Making the most of government incentives to go paperless
Many healthcare administrators are thinking about implementing an Electronic Health Record system, of which Electronic Medical Records are a part.
That's because the American Recovery and Reinvestment Act of 2009 includes about $20 billion in incentives for physicians who can show "meaningful use" of such systems. The incentives begin in 2011 and pay out over a five-year period.
While it is tempting to jump at such an opportunity, healthcare administrators are wise to understand and evaluate the true cost of moving to an EMR system. The decision-making process should include these considerations, among others:
How technology-savvy are the doctors? Most organizations will experience a 10 to 20 percent drop in productivity during implementation of an EMR system. The more comfortable physicians are with using technology tools, the faster they can recover and improve upon productivity following the implementation of an EMR system.
How well do you understand the ARRA requirements for "meaningful use"? Not meeting the requirements can carry consequences in the form of reduced Medicare payments. If you choose to take advantage of the ARRA incentives, be sure you clearly understand what is required to meet the "meaningful use" test or enlist the help of someone who does understand so that the long-term effect is not more costly than the value of the ARRA incentives.
Understand your return on investment. Before you decide to implement an EMR, calculate your average production per month. Using that as a baseline, you can project efficiency improvements in coding and number of patient visits as well as cost reductions in transcription expenses and office supplies for paper charts. Once you identify these numbers, you should be able to calculate the effect on your bottom line. The annual improvement over your baseline, divided into the cost of the EMR, will tell you how long it will take to recover your investment. Ensuring that the stakeholders in your organization understand the return on investment timeline will help you set appropriate expectations.
Many healthcare organizations make the mistake of using their operating lines of credit to finance EMRs. An operating line of credit is designed to finance cash flow from the operations of the practice on a short-term basis (less than one year). It is never a good idea to use short-term debt to finance the acquisition of long-term assets. Why? First, short-term debt usually requires interest-only payments that don't reduce your principal. Secondly, repayment of a loan should match the useful life of the asset.
The proper vehicle for financing an EMR is a term loan that matches the expected life of the system. Term loans generally offer a fixed rate of interest and amortized monthly payments that pay down the balance over the life of the loan. Most financial institutions require that you have some "skin in the game," so expect that your organization will have to cover about 20 percent of the cost, with a term loan covering the rest.

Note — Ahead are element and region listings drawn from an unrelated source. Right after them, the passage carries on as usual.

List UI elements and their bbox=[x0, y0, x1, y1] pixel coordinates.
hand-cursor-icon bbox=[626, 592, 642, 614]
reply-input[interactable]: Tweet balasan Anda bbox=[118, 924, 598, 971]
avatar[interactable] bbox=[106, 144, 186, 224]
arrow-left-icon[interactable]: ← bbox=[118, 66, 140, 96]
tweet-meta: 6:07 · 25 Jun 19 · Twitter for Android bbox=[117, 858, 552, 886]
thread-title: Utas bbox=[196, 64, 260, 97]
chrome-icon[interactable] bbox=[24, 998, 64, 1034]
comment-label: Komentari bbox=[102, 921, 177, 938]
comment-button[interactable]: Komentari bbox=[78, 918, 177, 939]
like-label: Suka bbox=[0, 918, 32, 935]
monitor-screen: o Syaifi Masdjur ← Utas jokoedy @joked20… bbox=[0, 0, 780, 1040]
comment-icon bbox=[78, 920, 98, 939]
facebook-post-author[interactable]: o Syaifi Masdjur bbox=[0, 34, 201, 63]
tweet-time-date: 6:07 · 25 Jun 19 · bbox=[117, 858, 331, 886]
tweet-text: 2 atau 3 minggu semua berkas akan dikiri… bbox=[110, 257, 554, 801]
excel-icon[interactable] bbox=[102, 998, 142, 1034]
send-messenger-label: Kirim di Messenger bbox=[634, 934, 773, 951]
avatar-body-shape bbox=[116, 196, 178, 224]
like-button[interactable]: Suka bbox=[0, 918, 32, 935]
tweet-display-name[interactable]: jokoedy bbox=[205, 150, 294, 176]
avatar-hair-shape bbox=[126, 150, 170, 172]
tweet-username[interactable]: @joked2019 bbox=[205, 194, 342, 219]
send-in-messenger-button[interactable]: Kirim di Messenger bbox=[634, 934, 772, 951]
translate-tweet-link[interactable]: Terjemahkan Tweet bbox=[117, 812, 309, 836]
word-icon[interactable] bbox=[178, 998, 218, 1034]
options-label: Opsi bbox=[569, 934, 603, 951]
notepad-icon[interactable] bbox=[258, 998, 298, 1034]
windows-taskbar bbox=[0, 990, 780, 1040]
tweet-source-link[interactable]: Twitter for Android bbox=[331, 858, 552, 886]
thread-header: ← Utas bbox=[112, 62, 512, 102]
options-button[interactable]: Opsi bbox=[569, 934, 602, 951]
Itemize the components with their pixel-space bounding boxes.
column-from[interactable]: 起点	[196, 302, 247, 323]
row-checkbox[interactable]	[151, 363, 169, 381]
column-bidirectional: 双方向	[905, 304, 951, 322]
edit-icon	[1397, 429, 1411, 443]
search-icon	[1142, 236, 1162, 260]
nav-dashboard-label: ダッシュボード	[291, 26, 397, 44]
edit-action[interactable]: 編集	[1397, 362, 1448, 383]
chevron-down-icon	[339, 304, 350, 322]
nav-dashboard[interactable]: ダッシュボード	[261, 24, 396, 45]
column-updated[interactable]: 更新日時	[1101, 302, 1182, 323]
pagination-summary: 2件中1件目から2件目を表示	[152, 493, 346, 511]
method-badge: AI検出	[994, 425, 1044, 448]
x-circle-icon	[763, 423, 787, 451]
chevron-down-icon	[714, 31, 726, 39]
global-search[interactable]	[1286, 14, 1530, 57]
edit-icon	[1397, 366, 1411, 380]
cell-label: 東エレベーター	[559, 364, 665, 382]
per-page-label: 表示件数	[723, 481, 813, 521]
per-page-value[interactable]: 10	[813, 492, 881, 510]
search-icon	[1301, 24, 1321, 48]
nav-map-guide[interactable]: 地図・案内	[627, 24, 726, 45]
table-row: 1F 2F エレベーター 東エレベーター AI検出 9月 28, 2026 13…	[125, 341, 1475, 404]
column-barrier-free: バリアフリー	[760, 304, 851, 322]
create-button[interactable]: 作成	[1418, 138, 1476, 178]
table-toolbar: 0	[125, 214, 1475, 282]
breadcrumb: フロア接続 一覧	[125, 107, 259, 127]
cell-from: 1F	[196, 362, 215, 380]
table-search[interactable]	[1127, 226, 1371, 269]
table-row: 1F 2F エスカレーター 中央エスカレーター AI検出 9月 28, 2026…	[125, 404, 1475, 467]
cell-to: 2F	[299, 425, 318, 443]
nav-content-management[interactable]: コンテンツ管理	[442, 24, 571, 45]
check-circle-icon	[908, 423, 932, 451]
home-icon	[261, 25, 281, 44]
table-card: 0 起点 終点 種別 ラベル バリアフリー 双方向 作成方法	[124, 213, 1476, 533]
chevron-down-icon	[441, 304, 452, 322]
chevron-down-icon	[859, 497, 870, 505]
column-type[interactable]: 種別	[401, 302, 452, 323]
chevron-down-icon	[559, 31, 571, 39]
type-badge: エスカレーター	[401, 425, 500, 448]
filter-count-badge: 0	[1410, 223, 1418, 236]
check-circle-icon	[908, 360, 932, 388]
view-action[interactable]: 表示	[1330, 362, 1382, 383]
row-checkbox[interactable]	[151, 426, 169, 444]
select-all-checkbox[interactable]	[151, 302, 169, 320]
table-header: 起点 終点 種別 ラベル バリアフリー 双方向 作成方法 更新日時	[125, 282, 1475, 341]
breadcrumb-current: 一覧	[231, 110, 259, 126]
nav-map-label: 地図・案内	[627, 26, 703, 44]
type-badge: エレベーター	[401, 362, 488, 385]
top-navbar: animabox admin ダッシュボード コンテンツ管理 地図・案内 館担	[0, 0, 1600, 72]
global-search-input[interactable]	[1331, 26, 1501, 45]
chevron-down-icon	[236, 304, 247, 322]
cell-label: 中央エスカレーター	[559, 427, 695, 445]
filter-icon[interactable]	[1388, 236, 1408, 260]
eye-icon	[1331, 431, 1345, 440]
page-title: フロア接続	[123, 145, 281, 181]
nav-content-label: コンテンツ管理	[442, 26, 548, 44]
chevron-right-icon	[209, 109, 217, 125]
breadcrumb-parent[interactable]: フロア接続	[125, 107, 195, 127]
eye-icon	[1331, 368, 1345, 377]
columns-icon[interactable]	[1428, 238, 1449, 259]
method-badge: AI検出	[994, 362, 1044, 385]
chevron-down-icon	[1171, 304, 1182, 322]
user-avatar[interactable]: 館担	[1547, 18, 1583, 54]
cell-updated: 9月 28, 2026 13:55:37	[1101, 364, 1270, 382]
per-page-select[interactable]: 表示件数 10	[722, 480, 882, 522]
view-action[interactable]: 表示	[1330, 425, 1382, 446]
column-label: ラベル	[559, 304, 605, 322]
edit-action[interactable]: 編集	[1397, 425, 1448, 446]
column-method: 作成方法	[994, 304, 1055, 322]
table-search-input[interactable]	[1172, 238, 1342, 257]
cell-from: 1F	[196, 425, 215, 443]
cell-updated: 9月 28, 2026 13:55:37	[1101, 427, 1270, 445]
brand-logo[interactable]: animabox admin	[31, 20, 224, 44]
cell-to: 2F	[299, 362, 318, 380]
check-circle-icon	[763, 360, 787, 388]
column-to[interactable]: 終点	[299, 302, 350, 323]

EMRs may be a terrific way to bring about greater efficiency in our healthcare system, but administrators need to do their homework to be sure such a system makes sense for their practice's bottom line.
Glenda Michael is vice president and senior relationship manager for First Independent and leads the bank's healthcare services group. She is a member of the Healthcare Financial Managers Association, MGMA and is a certified healthcare administrator.